Before leaving the White House, Barack Obama released a final rule which lifts a burden on scientists working with human subjects, but has patient privacy advocates in an uproar over the decision. In a revision of the Common Rule, a proposal requiring researchers to obtain written consent from their patients prior to using any bio-specimens obtained during medical procedures, has been altered. When the HHS first issued the proposal in 2015, it drew mostly negative remarks.
Now, according to an HHS statement, a change to the final rule “does not require that consent be obtained in order to conduct such research.” When the Federal Register published the final revision of the Common Rule, the proposal was completely eliminated. The rule is a complex set of regulations which are designed to ensure federal funded research is conducted in an ethical manner on human subjects. When the revisions take effect in 2018, it will mark the first time in 26 years that the rule had been updated.
In order to avoid situations where a patient initially gave consent but later learned their specimen was used without their knowledge, federal regulators had suggested obtaining patient consent along every step of the research. Researchers argued that having to track patients would slow their progress. Small clinics and hospitals believe the change will likely prevent them from providing samples to researchers, due to the associated costs and necessary technologies. (RELATED: Stay up to date on more medical science news at Scientific.news)
Director of the HHS Office for Human Protections, Dr. Jerry Menikoff, said in general, that researchers can continue to use such bio-specimens the way they currently do. Menikoff is hopeful that changes to the Common Rule, which reduce unnecessary administrative burdens, will benefit both researchers and research participants.

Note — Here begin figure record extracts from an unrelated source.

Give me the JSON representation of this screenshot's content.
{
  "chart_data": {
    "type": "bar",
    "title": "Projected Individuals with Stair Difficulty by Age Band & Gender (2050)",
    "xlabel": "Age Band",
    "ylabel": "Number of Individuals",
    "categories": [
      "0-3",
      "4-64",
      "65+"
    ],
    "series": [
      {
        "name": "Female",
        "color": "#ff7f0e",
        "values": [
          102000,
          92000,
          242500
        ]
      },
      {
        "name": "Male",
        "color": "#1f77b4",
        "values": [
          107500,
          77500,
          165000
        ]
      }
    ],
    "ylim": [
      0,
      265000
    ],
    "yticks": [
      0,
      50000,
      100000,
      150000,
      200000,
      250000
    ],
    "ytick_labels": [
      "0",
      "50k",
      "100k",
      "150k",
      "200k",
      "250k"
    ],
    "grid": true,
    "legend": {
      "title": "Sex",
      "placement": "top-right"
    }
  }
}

President and co-founder of the Citizens’ Council on Health Care, and privacy advocate, Twila Braise, is worried about the new Common Rule. “I don’t think they have protected the rights of people whose bio-specimens have been taken,” said Braise. Changes to the Common Rule don’t go into effect until next year, but the likelihood of the rules being followed is slim.

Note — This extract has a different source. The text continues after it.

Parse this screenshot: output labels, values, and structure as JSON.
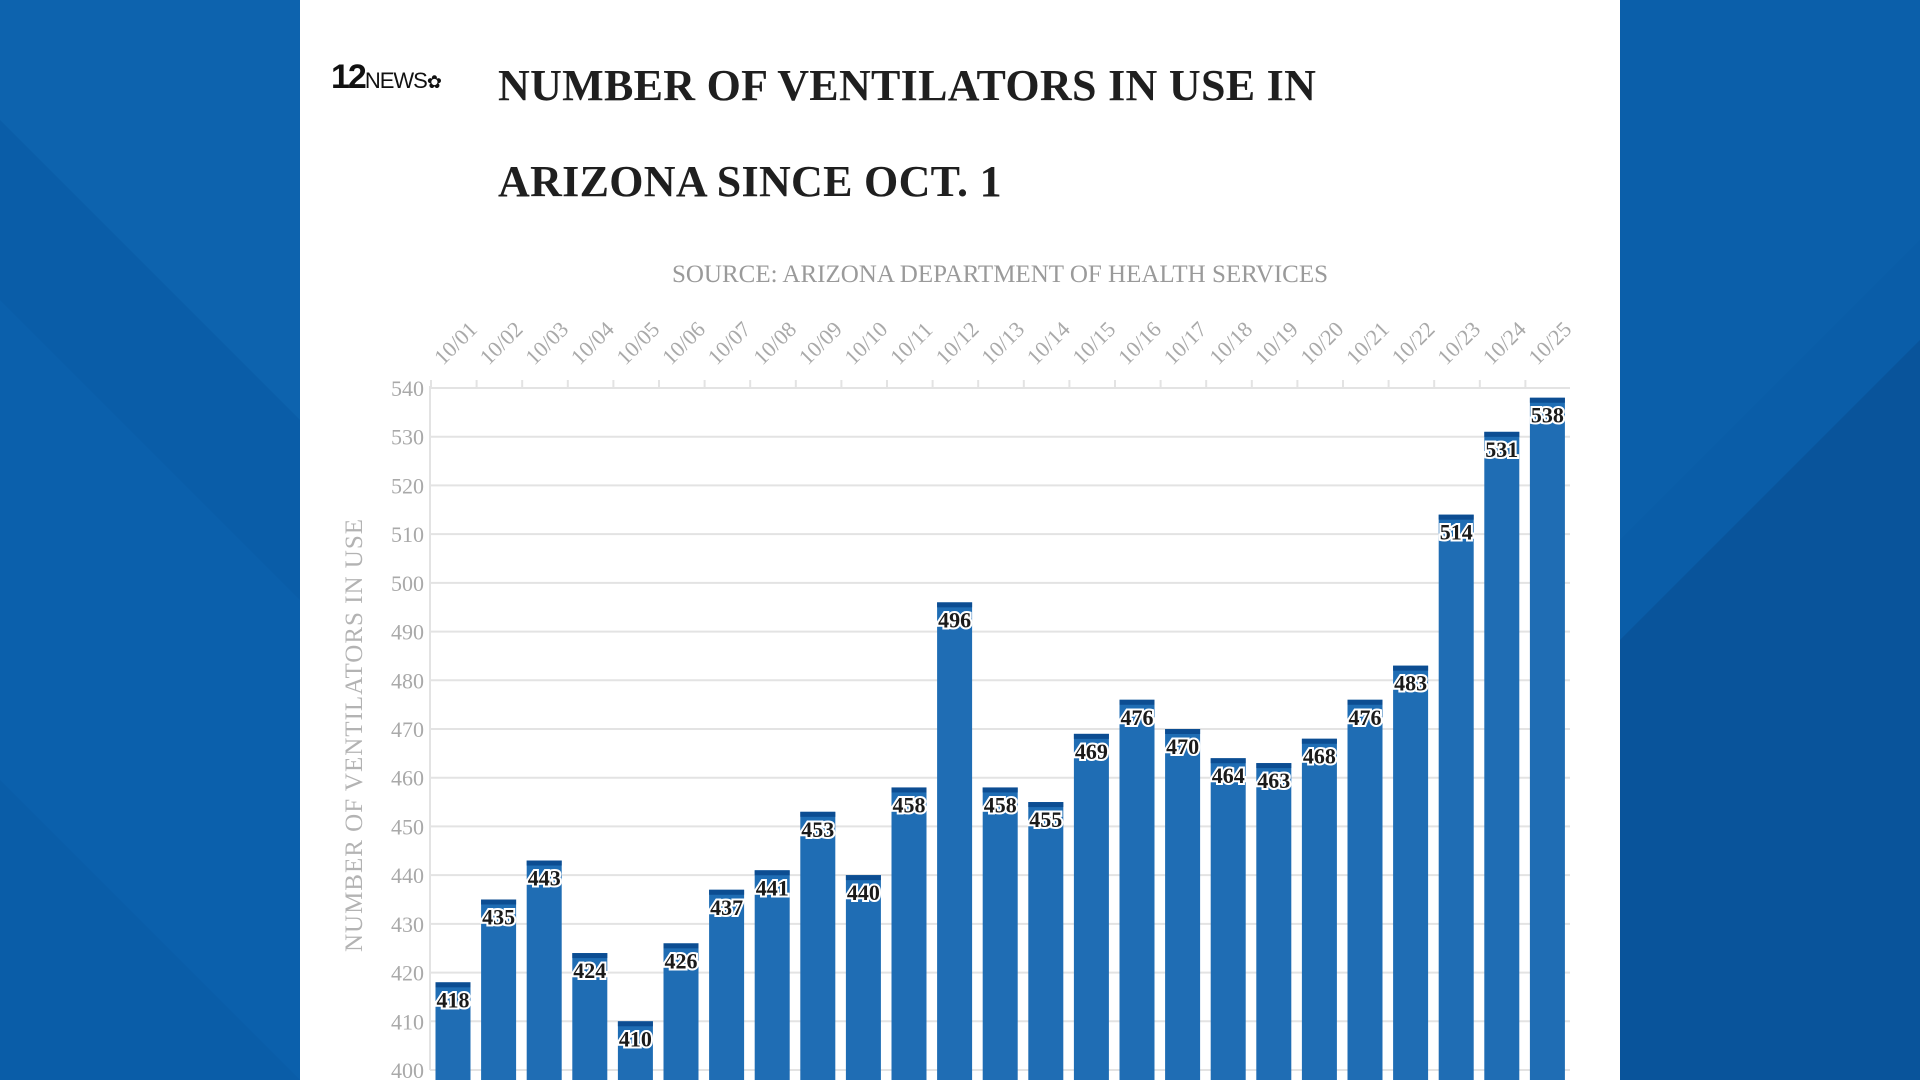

In 2016, Republicans in congress asked the administration not to release a final rule, but they did not get their wishes granted. The Obama administration addressed many privacy issues in its final days. Last week, HHS released another final rule which amended and eased consent requirements pertaining to 42 CFR Part 2, a privacy rule which covers the disclosure of healthcare records for patients in federally funded treatment programs for drug and alcohol abuse.
Braise, who is also a nurse, has been battling with public health officials in her home state of Minnesota. Braise was successful in forcing the state to halt the use of blood samples which were obtained from newborn babies. Secondary research on babies’ blood is now prohibited where parental consent is not obtained. Privacy advocates from other states have joined the fight, which led to a 2014 provision requiring parental consent for any health screenings that could be used in federally funded research.

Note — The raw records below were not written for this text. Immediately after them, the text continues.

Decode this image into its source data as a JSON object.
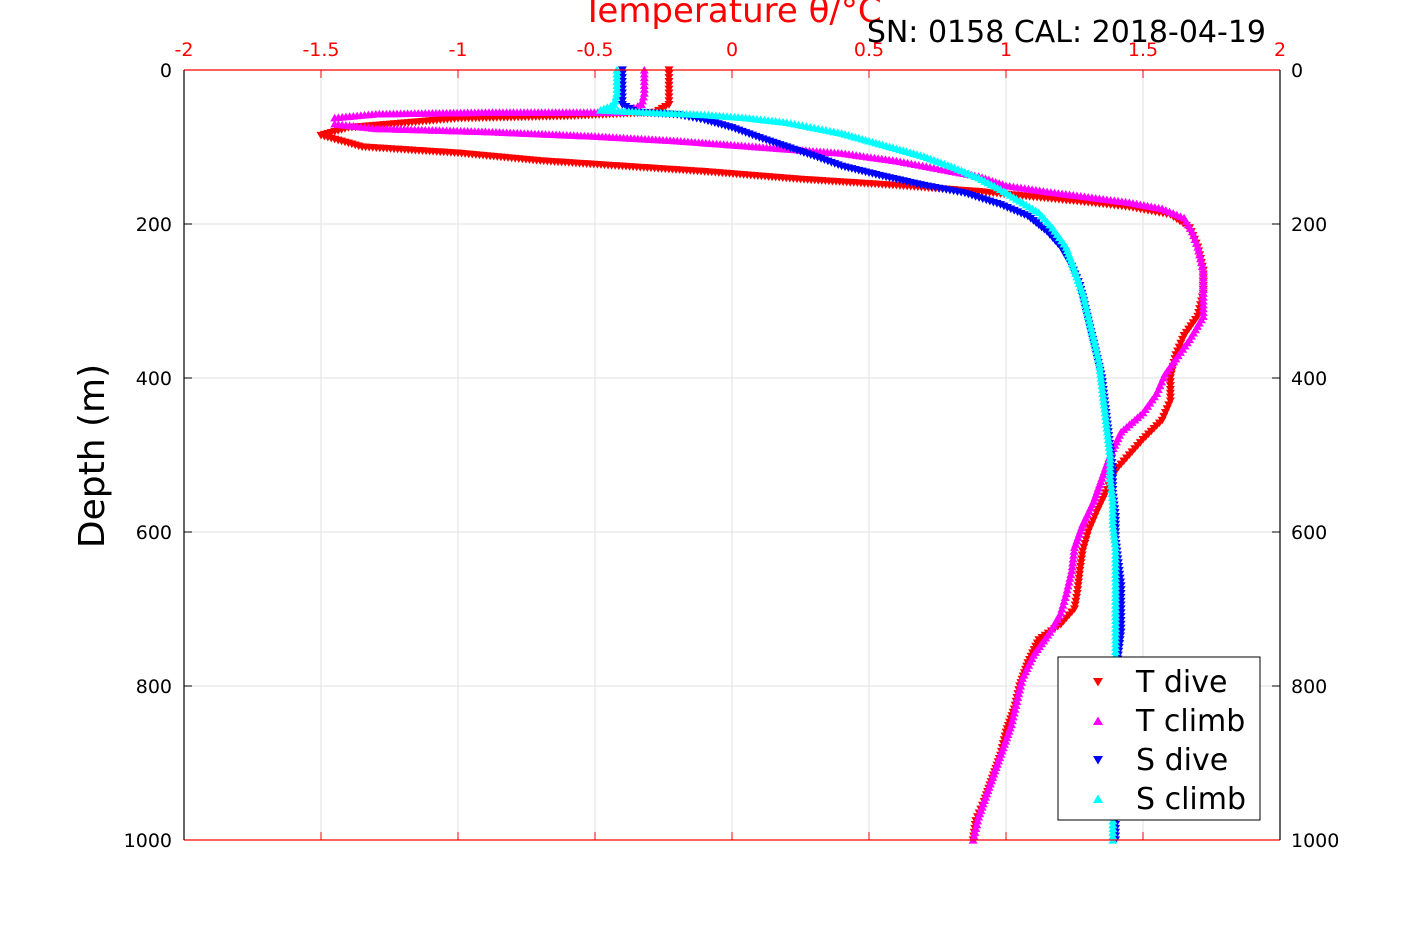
{
  "chart_data": {
    "type": "scatter",
    "title": "SN: 0158  CAL: 2018-04-19",
    "xlabel": "Temperature θ/°C",
    "ylabel": "Depth (m)",
    "xlim": [
      -2,
      2
    ],
    "ylim": [
      0,
      1000
    ],
    "y_reversed": true,
    "x_axis_position": "top",
    "mirrored_y_axis": "right",
    "grid": true,
    "legend_position": "bottom-right",
    "x_ticks": [
      "-2",
      "-1.5",
      "-1",
      "-0.5",
      "0",
      "0.5",
      "1",
      "1.5",
      "2"
    ],
    "y_ticks": [
      "0",
      "200",
      "400",
      "600",
      "800",
      "1000"
    ],
    "x_color": "#ff0000",
    "series": [
      {
        "name": "T dive",
        "marker": "triangle-down",
        "color": "#ff0000",
        "points": [
          [
            -0.23,
            0
          ],
          [
            -0.23,
            15
          ],
          [
            -0.23,
            30
          ],
          [
            -0.23,
            45
          ],
          [
            -0.28,
            55
          ],
          [
            -0.6,
            60
          ],
          [
            -1.0,
            63
          ],
          [
            -1.4,
            75
          ],
          [
            -1.5,
            85
          ],
          [
            -1.35,
            100
          ],
          [
            -1.0,
            108
          ],
          [
            -0.7,
            118
          ],
          [
            -0.4,
            125
          ],
          [
            -0.1,
            132
          ],
          [
            0.25,
            142
          ],
          [
            0.6,
            150
          ],
          [
            0.9,
            158
          ],
          [
            1.1,
            165
          ],
          [
            1.3,
            172
          ],
          [
            1.45,
            178
          ],
          [
            1.6,
            188
          ],
          [
            1.67,
            205
          ],
          [
            1.7,
            230
          ],
          [
            1.72,
            260
          ],
          [
            1.72,
            290
          ],
          [
            1.7,
            320
          ],
          [
            1.65,
            345
          ],
          [
            1.62,
            370
          ],
          [
            1.6,
            400
          ],
          [
            1.6,
            430
          ],
          [
            1.57,
            455
          ],
          [
            1.5,
            480
          ],
          [
            1.45,
            500
          ],
          [
            1.4,
            520
          ],
          [
            1.37,
            545
          ],
          [
            1.33,
            575
          ],
          [
            1.3,
            600
          ],
          [
            1.28,
            625
          ],
          [
            1.27,
            650
          ],
          [
            1.26,
            680
          ],
          [
            1.25,
            700
          ],
          [
            1.2,
            720
          ],
          [
            1.12,
            740
          ],
          [
            1.08,
            770
          ],
          [
            1.05,
            800
          ],
          [
            1.03,
            830
          ],
          [
            1.0,
            860
          ],
          [
            0.98,
            890
          ],
          [
            0.95,
            920
          ],
          [
            0.92,
            950
          ],
          [
            0.89,
            975
          ],
          [
            0.88,
            1000
          ]
        ]
      },
      {
        "name": "T climb",
        "marker": "triangle-up",
        "color": "#ff00ff",
        "points": [
          [
            -0.32,
            0
          ],
          [
            -0.32,
            15
          ],
          [
            -0.32,
            30
          ],
          [
            -0.33,
            45
          ],
          [
            -0.4,
            55
          ],
          [
            -0.9,
            55
          ],
          [
            -1.3,
            57
          ],
          [
            -1.45,
            62
          ],
          [
            -1.45,
            70
          ],
          [
            -1.3,
            76
          ],
          [
            -0.9,
            80
          ],
          [
            -0.5,
            86
          ],
          [
            -0.2,
            92
          ],
          [
            0.1,
            100
          ],
          [
            0.4,
            108
          ],
          [
            0.6,
            118
          ],
          [
            0.75,
            128
          ],
          [
            0.9,
            138
          ],
          [
            1.0,
            150
          ],
          [
            1.15,
            158
          ],
          [
            1.3,
            165
          ],
          [
            1.45,
            172
          ],
          [
            1.57,
            180
          ],
          [
            1.65,
            192
          ],
          [
            1.68,
            210
          ],
          [
            1.7,
            230
          ],
          [
            1.72,
            260
          ],
          [
            1.72,
            290
          ],
          [
            1.72,
            320
          ],
          [
            1.67,
            350
          ],
          [
            1.62,
            375
          ],
          [
            1.58,
            395
          ],
          [
            1.55,
            420
          ],
          [
            1.5,
            445
          ],
          [
            1.42,
            470
          ],
          [
            1.38,
            500
          ],
          [
            1.35,
            530
          ],
          [
            1.32,
            560
          ],
          [
            1.28,
            590
          ],
          [
            1.25,
            620
          ],
          [
            1.24,
            650
          ],
          [
            1.22,
            680
          ],
          [
            1.2,
            705
          ],
          [
            1.16,
            730
          ],
          [
            1.1,
            760
          ],
          [
            1.06,
            790
          ],
          [
            1.04,
            820
          ],
          [
            1.02,
            850
          ],
          [
            0.99,
            880
          ],
          [
            0.96,
            910
          ],
          [
            0.93,
            940
          ],
          [
            0.9,
            970
          ],
          [
            0.88,
            1000
          ]
        ]
      },
      {
        "name": "S dive",
        "marker": "triangle-down",
        "color": "#0000ff",
        "points": [
          [
            -0.4,
            0
          ],
          [
            -0.4,
            15
          ],
          [
            -0.4,
            30
          ],
          [
            -0.4,
            45
          ],
          [
            -0.35,
            55
          ],
          [
            -0.2,
            58
          ],
          [
            -0.1,
            65
          ],
          [
            0.0,
            75
          ],
          [
            0.1,
            88
          ],
          [
            0.2,
            100
          ],
          [
            0.3,
            112
          ],
          [
            0.4,
            125
          ],
          [
            0.55,
            138
          ],
          [
            0.7,
            150
          ],
          [
            0.85,
            160
          ],
          [
            0.98,
            175
          ],
          [
            1.08,
            190
          ],
          [
            1.15,
            210
          ],
          [
            1.2,
            230
          ],
          [
            1.24,
            255
          ],
          [
            1.27,
            280
          ],
          [
            1.29,
            310
          ],
          [
            1.31,
            340
          ],
          [
            1.33,
            370
          ],
          [
            1.35,
            400
          ],
          [
            1.36,
            430
          ],
          [
            1.37,
            460
          ],
          [
            1.38,
            490
          ],
          [
            1.39,
            520
          ],
          [
            1.39,
            550
          ],
          [
            1.4,
            580
          ],
          [
            1.4,
            610
          ],
          [
            1.41,
            640
          ],
          [
            1.42,
            670
          ],
          [
            1.42,
            700
          ],
          [
            1.42,
            730
          ],
          [
            1.41,
            760
          ],
          [
            1.4,
            790
          ],
          [
            1.4,
            820
          ],
          [
            1.4,
            850
          ],
          [
            1.4,
            880
          ],
          [
            1.4,
            910
          ],
          [
            1.4,
            940
          ],
          [
            1.4,
            970
          ],
          [
            1.4,
            1000
          ]
        ]
      },
      {
        "name": "S climb",
        "marker": "triangle-up",
        "color": "#00ffff",
        "points": [
          [
            -0.42,
            0
          ],
          [
            -0.42,
            15
          ],
          [
            -0.42,
            30
          ],
          [
            -0.43,
            45
          ],
          [
            -0.48,
            52
          ],
          [
            -0.3,
            55
          ],
          [
            -0.1,
            58
          ],
          [
            0.05,
            62
          ],
          [
            0.2,
            68
          ],
          [
            0.3,
            75
          ],
          [
            0.4,
            82
          ],
          [
            0.5,
            92
          ],
          [
            0.6,
            102
          ],
          [
            0.7,
            112
          ],
          [
            0.8,
            125
          ],
          [
            0.9,
            140
          ],
          [
            0.98,
            155
          ],
          [
            1.05,
            170
          ],
          [
            1.12,
            185
          ],
          [
            1.17,
            205
          ],
          [
            1.22,
            230
          ],
          [
            1.25,
            260
          ],
          [
            1.28,
            290
          ],
          [
            1.3,
            320
          ],
          [
            1.32,
            350
          ],
          [
            1.34,
            380
          ],
          [
            1.35,
            410
          ],
          [
            1.36,
            440
          ],
          [
            1.37,
            470
          ],
          [
            1.38,
            500
          ],
          [
            1.38,
            530
          ],
          [
            1.39,
            560
          ],
          [
            1.39,
            590
          ],
          [
            1.4,
            620
          ],
          [
            1.4,
            650
          ],
          [
            1.4,
            680
          ],
          [
            1.4,
            710
          ],
          [
            1.4,
            740
          ],
          [
            1.4,
            770
          ],
          [
            1.4,
            800
          ],
          [
            1.4,
            830
          ],
          [
            1.4,
            860
          ],
          [
            1.4,
            890
          ],
          [
            1.39,
            920
          ],
          [
            1.39,
            950
          ],
          [
            1.39,
            980
          ],
          [
            1.39,
            1000
          ]
        ]
      }
    ]
  }
}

The proposed rule from HHS contained provisions which would have extended consent requirements on non-federally funded research, but those requirements were removed from the final rule, which also dives into the unsettling territory of unidentified bio-specimens.
Genetic and privacy experts, along with Braise’s team, are questioning weather unidentified DNA will be clinically useful in the impending era of precision medicine. “By the look of it, they don’t consider bio-specimens as human subjects, even if we’re in the era of DNA,” said Braise.